Doing a WWII and a Holocaust related documentary is challenging. There’s so many of them and you always face the risk that the viewers become immune to these important stories. You definitely need to find a new angle and add something that’s never been told before. I’m lucky to have a love story in my hands. Two women who falls in love in a barrack in the Ravensbrück camp, which gives them the strength to endure the horrors of the Nazi camps. We might have heard something similar before, but the difference is the documentation. Nelly’s diary is a unique and detailed source together with the letters, photos, films etc from later periods of their lives. The revealing of the love story is the core of the film. In the beginning of our film the grandchild Sylvie Bianchi is not aware of the scope of Nadine and Nelly’s love relationship. When the journey ends, she has understood the power of their relationship and their struggle for being true to themselves. The many written testimonies, like the diary and letters, create a strong focus on the two women and brings us close to them. Nelly & Nadine has provided me the possibility to combine my curiosity on history and music with the passion for telling stories about people fighting for freedom, love and the right to be who they are. Once again, I have realized, I have the most privileged job in the world.

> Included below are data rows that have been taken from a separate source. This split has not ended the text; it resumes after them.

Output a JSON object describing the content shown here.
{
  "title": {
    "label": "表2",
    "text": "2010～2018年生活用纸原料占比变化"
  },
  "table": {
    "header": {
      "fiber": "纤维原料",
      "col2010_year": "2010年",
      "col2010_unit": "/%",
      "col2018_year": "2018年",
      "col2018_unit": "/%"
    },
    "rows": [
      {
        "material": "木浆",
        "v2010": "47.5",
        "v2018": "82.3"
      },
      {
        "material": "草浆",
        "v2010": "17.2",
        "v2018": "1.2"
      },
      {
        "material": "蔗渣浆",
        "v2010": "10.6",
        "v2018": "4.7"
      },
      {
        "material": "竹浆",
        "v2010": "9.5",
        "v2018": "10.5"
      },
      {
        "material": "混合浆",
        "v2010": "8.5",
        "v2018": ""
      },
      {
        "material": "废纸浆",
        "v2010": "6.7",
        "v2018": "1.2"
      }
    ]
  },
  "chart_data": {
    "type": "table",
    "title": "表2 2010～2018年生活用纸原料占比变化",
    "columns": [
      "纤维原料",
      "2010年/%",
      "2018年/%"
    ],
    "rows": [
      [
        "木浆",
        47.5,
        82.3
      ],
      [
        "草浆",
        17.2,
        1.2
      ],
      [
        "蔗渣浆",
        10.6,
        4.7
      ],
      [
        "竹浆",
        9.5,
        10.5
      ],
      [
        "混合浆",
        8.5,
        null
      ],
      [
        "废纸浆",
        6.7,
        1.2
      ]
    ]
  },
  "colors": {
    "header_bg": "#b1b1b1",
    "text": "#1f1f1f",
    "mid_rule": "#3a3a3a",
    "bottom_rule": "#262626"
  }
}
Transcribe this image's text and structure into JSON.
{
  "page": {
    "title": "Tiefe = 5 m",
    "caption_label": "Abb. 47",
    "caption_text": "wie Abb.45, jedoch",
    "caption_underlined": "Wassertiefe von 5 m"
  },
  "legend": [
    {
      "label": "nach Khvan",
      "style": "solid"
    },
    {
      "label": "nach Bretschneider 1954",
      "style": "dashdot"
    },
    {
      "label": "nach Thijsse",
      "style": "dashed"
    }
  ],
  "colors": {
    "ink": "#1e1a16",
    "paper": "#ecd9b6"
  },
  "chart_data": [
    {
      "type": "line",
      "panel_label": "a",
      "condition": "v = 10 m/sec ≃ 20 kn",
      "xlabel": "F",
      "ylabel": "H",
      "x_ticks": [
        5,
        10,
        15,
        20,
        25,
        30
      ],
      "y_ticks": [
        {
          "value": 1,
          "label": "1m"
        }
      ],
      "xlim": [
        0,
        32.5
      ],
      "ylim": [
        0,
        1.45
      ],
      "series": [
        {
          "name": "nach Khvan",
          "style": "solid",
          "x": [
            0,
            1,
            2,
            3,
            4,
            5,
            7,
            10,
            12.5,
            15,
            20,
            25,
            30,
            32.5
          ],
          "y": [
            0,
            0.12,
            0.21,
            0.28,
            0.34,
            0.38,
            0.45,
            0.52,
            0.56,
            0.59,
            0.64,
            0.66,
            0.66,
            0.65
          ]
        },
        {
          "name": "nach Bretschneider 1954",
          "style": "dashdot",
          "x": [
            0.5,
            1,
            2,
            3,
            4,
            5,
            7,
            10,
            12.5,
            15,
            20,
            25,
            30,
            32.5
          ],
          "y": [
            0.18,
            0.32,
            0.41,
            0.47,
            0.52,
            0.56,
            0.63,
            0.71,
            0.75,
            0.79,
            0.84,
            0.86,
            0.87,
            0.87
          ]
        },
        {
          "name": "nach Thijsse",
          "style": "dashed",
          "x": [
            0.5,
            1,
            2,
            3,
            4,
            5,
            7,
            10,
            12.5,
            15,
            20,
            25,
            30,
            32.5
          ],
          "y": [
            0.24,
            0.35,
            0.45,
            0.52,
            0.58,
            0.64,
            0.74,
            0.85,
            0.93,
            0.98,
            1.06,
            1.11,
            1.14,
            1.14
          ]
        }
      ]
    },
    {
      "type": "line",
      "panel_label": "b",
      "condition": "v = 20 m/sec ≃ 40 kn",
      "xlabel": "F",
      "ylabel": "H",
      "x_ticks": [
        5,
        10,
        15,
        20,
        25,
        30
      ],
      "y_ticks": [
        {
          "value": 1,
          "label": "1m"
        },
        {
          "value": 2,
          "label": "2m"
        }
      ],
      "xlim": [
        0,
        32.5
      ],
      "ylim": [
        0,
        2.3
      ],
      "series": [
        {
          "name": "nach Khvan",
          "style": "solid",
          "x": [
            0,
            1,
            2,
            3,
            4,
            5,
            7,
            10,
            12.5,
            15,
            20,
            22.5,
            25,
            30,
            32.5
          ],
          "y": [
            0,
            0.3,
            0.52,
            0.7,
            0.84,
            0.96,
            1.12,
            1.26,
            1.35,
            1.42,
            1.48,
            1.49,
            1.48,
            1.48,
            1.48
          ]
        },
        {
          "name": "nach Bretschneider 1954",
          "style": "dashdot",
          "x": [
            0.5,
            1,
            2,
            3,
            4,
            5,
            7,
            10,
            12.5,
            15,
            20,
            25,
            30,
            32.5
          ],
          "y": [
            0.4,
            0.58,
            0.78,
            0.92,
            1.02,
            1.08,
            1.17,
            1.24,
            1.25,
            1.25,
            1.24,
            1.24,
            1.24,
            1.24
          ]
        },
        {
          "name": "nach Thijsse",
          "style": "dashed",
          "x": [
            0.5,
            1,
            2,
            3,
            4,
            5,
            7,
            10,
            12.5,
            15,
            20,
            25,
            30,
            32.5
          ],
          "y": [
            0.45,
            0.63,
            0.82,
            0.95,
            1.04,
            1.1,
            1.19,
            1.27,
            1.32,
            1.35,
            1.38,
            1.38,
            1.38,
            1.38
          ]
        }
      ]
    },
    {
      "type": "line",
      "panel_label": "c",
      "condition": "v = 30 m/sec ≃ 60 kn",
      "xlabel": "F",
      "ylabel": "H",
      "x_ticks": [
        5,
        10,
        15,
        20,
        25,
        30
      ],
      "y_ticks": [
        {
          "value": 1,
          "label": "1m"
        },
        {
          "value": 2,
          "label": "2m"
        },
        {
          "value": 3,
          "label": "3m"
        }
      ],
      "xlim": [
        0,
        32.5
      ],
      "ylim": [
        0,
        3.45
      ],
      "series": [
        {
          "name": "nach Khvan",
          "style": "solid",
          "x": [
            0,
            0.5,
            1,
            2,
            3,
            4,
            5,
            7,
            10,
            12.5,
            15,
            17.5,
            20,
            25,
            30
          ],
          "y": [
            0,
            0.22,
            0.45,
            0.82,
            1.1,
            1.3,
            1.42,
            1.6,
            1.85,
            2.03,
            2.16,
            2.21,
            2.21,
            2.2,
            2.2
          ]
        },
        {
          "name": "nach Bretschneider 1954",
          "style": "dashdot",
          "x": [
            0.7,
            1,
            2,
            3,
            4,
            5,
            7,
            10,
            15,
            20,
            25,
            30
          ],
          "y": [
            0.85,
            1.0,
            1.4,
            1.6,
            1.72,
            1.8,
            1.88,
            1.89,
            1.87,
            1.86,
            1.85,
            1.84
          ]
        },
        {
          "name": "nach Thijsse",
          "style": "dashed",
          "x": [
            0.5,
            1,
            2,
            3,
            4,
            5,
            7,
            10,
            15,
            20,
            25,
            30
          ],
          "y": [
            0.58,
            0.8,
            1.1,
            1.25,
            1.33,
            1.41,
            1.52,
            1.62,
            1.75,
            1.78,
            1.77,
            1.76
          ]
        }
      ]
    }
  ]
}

Director’s biography: Magnus Gerttenis an award-winning director and producer from Malmö, Sweden. Since 1998, he has directed more than 15 documentaries for SVT and international TV channels. His films have been screened by broadcasters and at film festivals in more than 60 countries. Magnus Gertten is co-owner of Auto Images and the creative centre of the company. Gertten directs a majority of the productions made at Auto Images. He also serves as narrative consultant and adviser on other Auto Images films and on the minor co-productions the company is involved in. Magnus Gertten’s latest works include feature length documentaries Only the Devil Lives without Hope, Becoming Zlatan and Every Face Has a Name. Only the Devil Lives without Hope premiered at cph:dox, HotDocs and EIDF Korea and traveled worldwide to festivals and on television. Becoming Zlatan, co-directed with his younger brother Fredrik Gertten premiered at the 2015 IDFA festival and has traveled to international festivals and was sold for distribution worldwide including a global deal with Netflix. Every Face Has a Name was co-produced and pre-sold to 11 broadcasters worldwide and has received several international awards, including a FIPRESCI Award. The film was screened at The European Parliament. His film Tusen Bitar / AThousand Pieces, co-directed with Stefan Berg, has sold over 160.000 tickets in Nordic cinemas. It was the best-reviewed film in Sweden among all cinema releases in 2014. His documentary Harbour of Hope had a Swedish cinema release and its international festival premiere at Thessaloniki Documentary Film Festival in March 2012. Among Magnus’ other films are Rolling Like a Stone (2005) and Long Distance Love (2008). Rolling Like a Stone won the Best Music Documentary Award at the Silverdocs/AFI Festival in 2006. Long Distance Love won Best Documentary at Hamptons International Film Festival in 2009. Long Distance Love focused on Central Asia, just like Only the Devil Lives Without Hope does. Magnus Gertten has a background as TV and radio journalist, including several years as a music journalist. Since 2017 he’s been an honorary doctor at the Malmö University.